# TX Card for Samsung Wireless Speakers



## Ducky

Hi, 

I have a wireless home cinema system which I purchased recently but it came with no TX Card (eventhough the Amplifier is wireless and takes a TX Card).  Went back to the shop and the guy wasn't sure where I could buy one.  I've been looking on the web but can't seem to find one anywhere.  Anyone know where I can purchase one in Dublin?  Not even sure what they look like to be honest.

Thanks,

Ducky.


----------



## inigomontoya

Not promising:

[broken link removed]

Picture of it here though:

[broken link removed]


----------



## Ducky

Thats great.

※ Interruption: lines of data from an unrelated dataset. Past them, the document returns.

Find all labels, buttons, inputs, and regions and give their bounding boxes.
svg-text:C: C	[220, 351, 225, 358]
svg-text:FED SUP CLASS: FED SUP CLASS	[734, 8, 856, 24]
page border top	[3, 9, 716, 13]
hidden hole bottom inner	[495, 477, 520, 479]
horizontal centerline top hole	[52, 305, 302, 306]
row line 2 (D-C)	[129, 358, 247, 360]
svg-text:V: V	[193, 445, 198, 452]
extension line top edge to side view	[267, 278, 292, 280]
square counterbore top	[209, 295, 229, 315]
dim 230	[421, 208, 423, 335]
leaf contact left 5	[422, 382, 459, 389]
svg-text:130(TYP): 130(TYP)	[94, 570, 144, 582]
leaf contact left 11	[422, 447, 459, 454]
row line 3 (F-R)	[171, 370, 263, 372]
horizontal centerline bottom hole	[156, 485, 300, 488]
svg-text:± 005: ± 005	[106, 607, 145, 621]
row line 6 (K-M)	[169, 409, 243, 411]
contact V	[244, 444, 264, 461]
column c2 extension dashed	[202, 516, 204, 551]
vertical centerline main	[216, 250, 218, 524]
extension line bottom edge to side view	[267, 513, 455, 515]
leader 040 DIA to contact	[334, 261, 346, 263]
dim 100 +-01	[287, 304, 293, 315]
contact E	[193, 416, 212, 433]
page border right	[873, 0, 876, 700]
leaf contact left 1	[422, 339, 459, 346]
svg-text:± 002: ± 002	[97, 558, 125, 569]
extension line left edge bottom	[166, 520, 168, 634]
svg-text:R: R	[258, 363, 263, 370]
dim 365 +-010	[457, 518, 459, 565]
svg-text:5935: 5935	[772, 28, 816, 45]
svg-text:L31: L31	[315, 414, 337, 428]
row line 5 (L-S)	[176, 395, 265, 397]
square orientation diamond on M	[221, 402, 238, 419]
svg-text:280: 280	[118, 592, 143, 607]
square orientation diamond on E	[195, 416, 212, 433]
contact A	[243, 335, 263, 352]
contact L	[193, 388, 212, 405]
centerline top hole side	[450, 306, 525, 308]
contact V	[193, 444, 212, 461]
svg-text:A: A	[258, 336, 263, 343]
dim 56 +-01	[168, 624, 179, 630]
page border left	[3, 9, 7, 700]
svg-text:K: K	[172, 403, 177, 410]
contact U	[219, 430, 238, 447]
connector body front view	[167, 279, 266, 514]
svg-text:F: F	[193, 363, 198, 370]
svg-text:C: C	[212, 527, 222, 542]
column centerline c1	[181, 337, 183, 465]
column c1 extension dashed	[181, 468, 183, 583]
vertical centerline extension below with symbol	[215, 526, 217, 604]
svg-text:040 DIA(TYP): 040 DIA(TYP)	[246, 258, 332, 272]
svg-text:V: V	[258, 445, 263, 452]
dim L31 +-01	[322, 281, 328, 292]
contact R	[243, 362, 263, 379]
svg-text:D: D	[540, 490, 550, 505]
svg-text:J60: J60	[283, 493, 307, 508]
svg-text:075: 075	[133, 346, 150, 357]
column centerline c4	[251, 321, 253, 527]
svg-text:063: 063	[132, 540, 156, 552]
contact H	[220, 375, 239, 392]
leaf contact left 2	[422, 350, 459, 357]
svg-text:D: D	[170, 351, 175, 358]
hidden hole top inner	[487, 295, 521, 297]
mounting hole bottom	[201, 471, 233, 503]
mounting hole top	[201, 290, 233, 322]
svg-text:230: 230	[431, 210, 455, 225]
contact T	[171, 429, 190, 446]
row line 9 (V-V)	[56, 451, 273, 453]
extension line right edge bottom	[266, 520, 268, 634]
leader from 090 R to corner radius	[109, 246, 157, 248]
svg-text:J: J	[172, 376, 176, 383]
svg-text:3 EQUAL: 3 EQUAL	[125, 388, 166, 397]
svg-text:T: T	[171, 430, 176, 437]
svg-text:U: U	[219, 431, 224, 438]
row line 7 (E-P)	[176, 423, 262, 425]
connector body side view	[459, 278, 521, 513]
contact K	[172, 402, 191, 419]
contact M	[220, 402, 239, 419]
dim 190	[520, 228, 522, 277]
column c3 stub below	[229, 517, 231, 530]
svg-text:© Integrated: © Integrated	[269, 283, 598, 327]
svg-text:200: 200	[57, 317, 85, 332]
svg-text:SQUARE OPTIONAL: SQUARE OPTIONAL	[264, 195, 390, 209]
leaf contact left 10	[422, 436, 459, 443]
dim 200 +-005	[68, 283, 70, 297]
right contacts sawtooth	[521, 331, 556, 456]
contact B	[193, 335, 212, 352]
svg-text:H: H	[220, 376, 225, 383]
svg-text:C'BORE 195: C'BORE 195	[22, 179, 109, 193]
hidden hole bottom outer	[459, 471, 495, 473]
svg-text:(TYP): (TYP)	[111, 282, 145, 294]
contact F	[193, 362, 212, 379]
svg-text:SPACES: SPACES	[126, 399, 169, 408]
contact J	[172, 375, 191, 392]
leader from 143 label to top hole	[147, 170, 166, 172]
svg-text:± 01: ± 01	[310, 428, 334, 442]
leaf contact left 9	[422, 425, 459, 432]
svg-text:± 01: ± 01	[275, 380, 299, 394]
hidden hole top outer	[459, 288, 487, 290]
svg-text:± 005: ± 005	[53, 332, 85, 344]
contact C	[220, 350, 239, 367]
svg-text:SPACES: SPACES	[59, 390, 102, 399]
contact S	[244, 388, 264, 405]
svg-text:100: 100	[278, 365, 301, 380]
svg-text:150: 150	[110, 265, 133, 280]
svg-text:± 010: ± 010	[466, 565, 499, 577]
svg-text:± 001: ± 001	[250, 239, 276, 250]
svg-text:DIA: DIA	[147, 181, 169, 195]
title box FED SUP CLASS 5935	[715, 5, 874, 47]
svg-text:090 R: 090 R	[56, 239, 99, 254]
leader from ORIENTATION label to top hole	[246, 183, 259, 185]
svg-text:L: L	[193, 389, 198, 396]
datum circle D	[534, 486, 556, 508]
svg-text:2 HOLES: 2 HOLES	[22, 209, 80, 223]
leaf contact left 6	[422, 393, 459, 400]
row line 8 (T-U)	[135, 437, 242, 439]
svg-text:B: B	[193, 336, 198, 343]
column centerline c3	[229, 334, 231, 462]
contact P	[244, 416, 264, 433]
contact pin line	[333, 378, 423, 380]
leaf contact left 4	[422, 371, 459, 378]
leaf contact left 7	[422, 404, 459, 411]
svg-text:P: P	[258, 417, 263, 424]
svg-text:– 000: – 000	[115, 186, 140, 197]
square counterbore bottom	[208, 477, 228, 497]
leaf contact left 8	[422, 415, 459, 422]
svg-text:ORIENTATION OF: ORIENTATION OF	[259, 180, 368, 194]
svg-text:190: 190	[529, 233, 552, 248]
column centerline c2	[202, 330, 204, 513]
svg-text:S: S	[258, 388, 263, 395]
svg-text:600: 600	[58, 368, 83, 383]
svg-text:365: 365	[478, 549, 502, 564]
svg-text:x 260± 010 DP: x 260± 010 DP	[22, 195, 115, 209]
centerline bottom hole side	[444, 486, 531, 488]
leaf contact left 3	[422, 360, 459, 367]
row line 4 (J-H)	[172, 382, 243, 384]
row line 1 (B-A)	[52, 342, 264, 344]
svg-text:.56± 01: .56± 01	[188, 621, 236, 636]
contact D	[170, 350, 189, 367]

Thanks very much for that!


----------



## balpo

Ducky, where did you buy it in the end?
I'm looking for the card too, but can't find it.
Thank you

Balpo


----------



## inigomontoya

Guys, I had another dig for ye: 

I get the feeling you need this whole bad boy here, and not just the TX card:

http://www.amazon.co.uk/gp/product/B000K3A3S6/ref=olp_product_details?ie=UTF8&me=&seller=

I think it's actually been discontinued, but searching for SWA 3000 and/or TX-Karte finds some cheaper European sites than the Amazon sellers.

Good luck!


----------